Obviously, for manufacturing companies, the cycle starts with the purchase of raw materials. Those raw goods are then converted into a finished product and shipped to the end customer.
For retail businesses (including online businesses) the cycle starts with purchasing products for resale (inventory) then displaying those products on shelves or on a web site for customers to find and purchase.
For service businesses, while their operating cycle can be much shorter, they still see a time lag between providing the service (to include any purchases of material or labor to complete the job) and collecting payments from customers.
If the customer pays immediately, that cycle ends and profits are used to purchase new materials or supplies to start the next cycle. Thus, no strain on working capital and no outside financing is required.
However, not all customers pay immediately when products are delivered or services are rendered. A common practice in many industries is to prolong the operating cycle by allow customers extended periods to pay – even after goods are shipped or delivered.
This is called trade credit – allowing customers 10, 30, 60 or more days to pay after they receive the goods or services.
Think about your local hardware store that sells a bundle of lumber to a contractor but allows that contractor 60 days to pay – allowing the contractor to complete his jobs before payment is due.
Or, a corporate cleaning company that provides labor and materials to clean a business’s office space throughout the month but does not collect payment for those services until the end of the following month.
Or, a manufacturer that gives it customers 90 days or more to pay as is common in its industry.
While this might be a common practice, it does create some uncommon problems for many growing small businesses.
The problem that arises for most of these businesses is not having the cash on hand to cover other variable costs related to the operating cycle like paying labor. Or, not having the working capital on hand to start and complete that next job or to order more lumber for the next contractor.
How Accounts Receivable Financing Can Improve Your Business
In a perfect world, all businesses would have the necessary financial wherewithal to cover all their expenses while waiting for payment. But, this is not a perfect world.
Let’s say your business is facing a short fall in working capital. You have just shipped finished goods to your customer who will not return payment to you for the next 30 days. However, you have two other large customers that want your products now but you don’t have the cash on hand to purchase the materials needed to complete or even start those jobs.
However, when you shipped your goods, your business also invoiced the customer for those products. This invoice creates a binding agreement where the customer is obligated to pay for those goods by the due date.
If the customer does pay by that date (and they should or you should not be doing business with them), then you have an almost certain future cash event.
Given this future cash event, your business can factor that invoice for needed working capital today – capital to cover your employee’s wages, pay your own suppliers or vendors or even to start work on the next customer’s job.
In this situation, the accounts receivable factor (the financing company) will purchase your invoice for up to 80% of the future payment amount.
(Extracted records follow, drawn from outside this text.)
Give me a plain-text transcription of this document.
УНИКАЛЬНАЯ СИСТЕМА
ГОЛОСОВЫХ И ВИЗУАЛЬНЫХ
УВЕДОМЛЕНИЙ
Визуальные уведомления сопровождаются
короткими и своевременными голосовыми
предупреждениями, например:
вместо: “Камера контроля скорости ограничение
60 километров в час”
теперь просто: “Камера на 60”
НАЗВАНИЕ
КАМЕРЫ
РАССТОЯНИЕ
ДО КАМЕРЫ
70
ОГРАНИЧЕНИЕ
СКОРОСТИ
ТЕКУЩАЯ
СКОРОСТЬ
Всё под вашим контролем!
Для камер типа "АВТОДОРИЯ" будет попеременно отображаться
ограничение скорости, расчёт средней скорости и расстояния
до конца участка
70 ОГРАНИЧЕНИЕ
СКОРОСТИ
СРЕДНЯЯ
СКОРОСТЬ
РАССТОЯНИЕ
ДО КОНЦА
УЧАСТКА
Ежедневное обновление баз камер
The remaining 20% is used as a cushion should your customer either slow pay or not accept a portion of the goods shipped.
Then, when your customer does pay – the factor receives the full payment, retains the 80% they advanced and remits the remaining payment to your business less their fees.
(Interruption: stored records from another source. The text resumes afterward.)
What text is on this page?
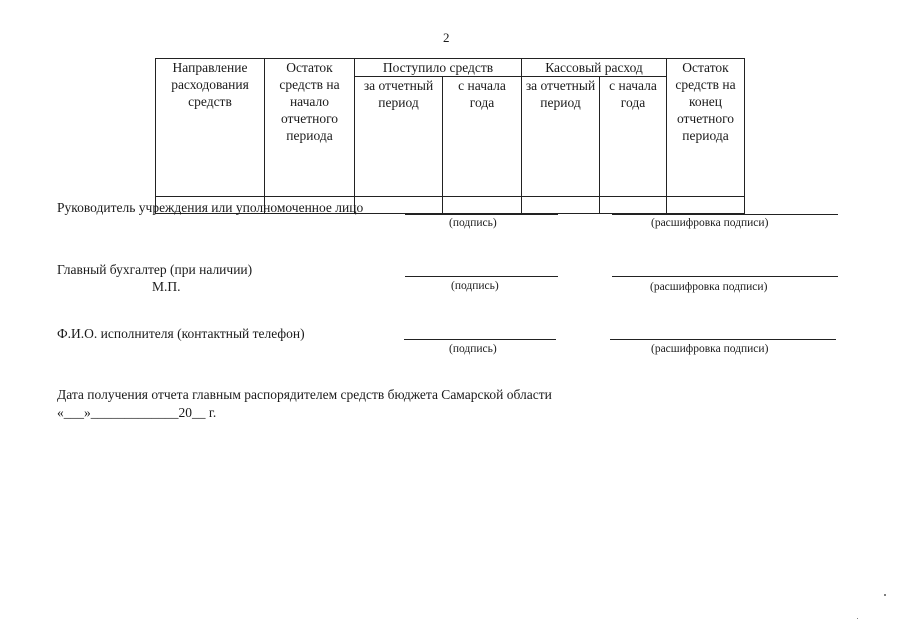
2
Направление расходования средств	Остаток средств на начало отчетного периода	Поступило средств		Кассовый расход		Остаток средств на конец отчетного периода
		за отчетный период	с начала года	за отчетный период	с начала года	

Руководитель учреждения или уполномоченное лицо
(подпись)	(расшифровка подписи)
Главный бухгалтер (при наличии)
М.П.	(подпись)	(расшифровка подписи)
Ф.И.О. исполнителя (контактный телефон)
(подпись)	(расшифровка подписи)
Дата получения отчета главным распорядителем средств бюджета Самарской области
«___»_____________20__ г.
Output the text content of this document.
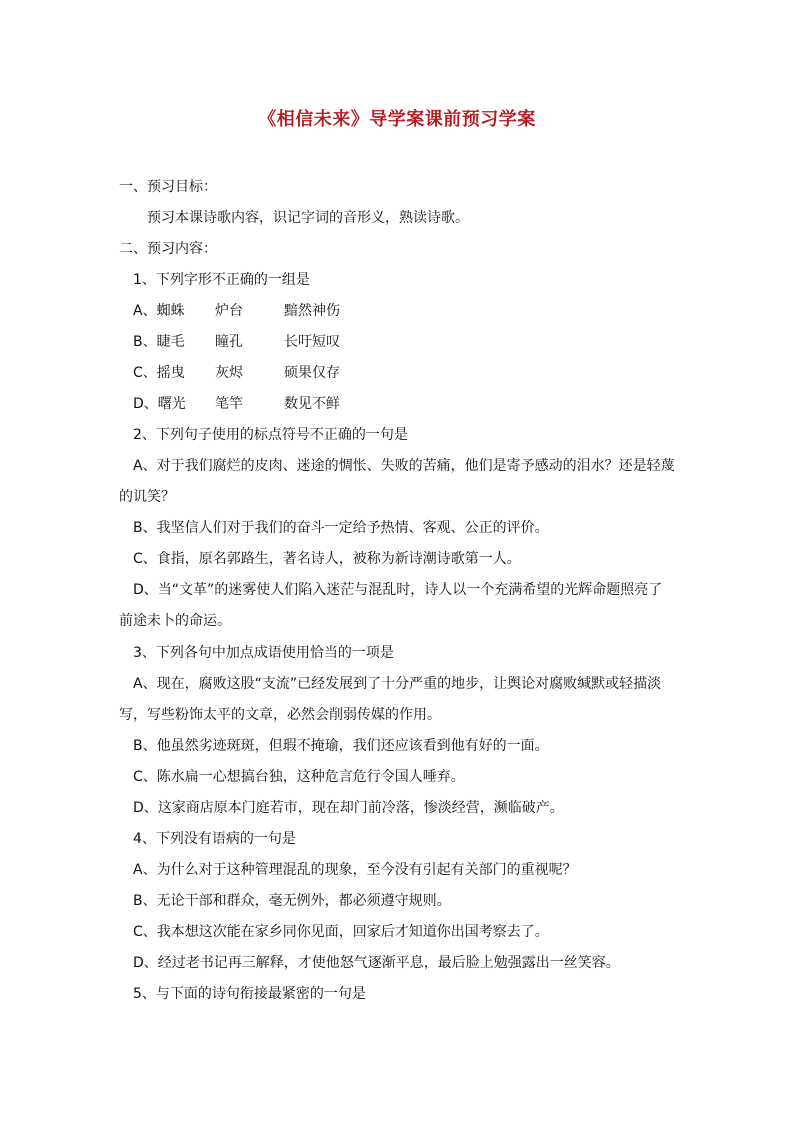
《相信未来》导学案课前预习学案
一、预习目标：
预习本课诗歌内容，识记字词的音形义，熟读诗歌。
二、预习内容：
1、下列字形不正确的一组是
A、蜘蛛 炉台	黯然神伤
B、睫毛 瞳孔	长吁短叹
C、摇曳 灰烬	硕果仅存
D、曙光 笔竿	数见不鲜
2、下列句子使用的标点符号不正确的一句是
A、对于我们腐烂的皮肉、迷途的惆怅、失败的苦痛，他们是寄予感动的泪水？还是轻蔑
的讥笑？
B、我坚信人们对于我们的奋斗一定给予热情、客观、公正的评价。
C、食指，原名郭路生，著名诗人，被称为新诗潮诗歌第一人。
D、当“文革”的迷雾使人们陷入迷茫与混乱时，诗人以一个充满希望的光辉命题照亮了
前途未卜的命运。
3、下列各句中加点成语使用恰当的一项是
A、现在，腐败这股“支流”已经发展到了十分严重的地步，让舆论对腐败缄默或轻描淡
写，写些粉饰太平的文章，必然会削弱传媒的作用。
B、他虽然劣迹斑斑，但瑕不掩瑜，我们还应该看到他有好的一面。
C、陈水扁一心想搞台独，这种危言危行令国人唾弃。
D、这家商店原本门庭若市，现在却门前冷落，惨淡经营，濒临破产。
4、下列没有语病的一句是
A、为什么对于这种管理混乱的现象，至今没有引起有关部门的重视呢？
B、无论干部和群众，毫无例外，都必须遵守规则。
C、我本想这次能在家乡同你见面，回家后才知道你出国考察去了。
D、经过老书记再三解释，才使他怒气逐渐平息，最后脸上勉强露出一丝笑容。
5、与下面的诗句衔接最紧密的一句是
In the end, your business receives enough working capital to immediately begin the next jobs and satisfy those very important customers.
While accounts receivable financing (invoice factoring) can be more expensive than traditional business loans or lines of credit, some business just do not qualify for a bank loan. So, they don’t really have much of a choice.
Therefore, many businesses that use accounts receivable financing will include these costs into their prices in hopes of covering the added expense.
But, do know this; it is far better to pay a little bit more for financing then it is to miss out on future opportunities (sales) due to a lack of working capital.
Thus, if your business is struggling to grow or finding itself unable to meet all its customers needs, don’t just accept it as a fact of business. Look for ways to improve that situation. And, accounts receivable financing might just be one of those ways.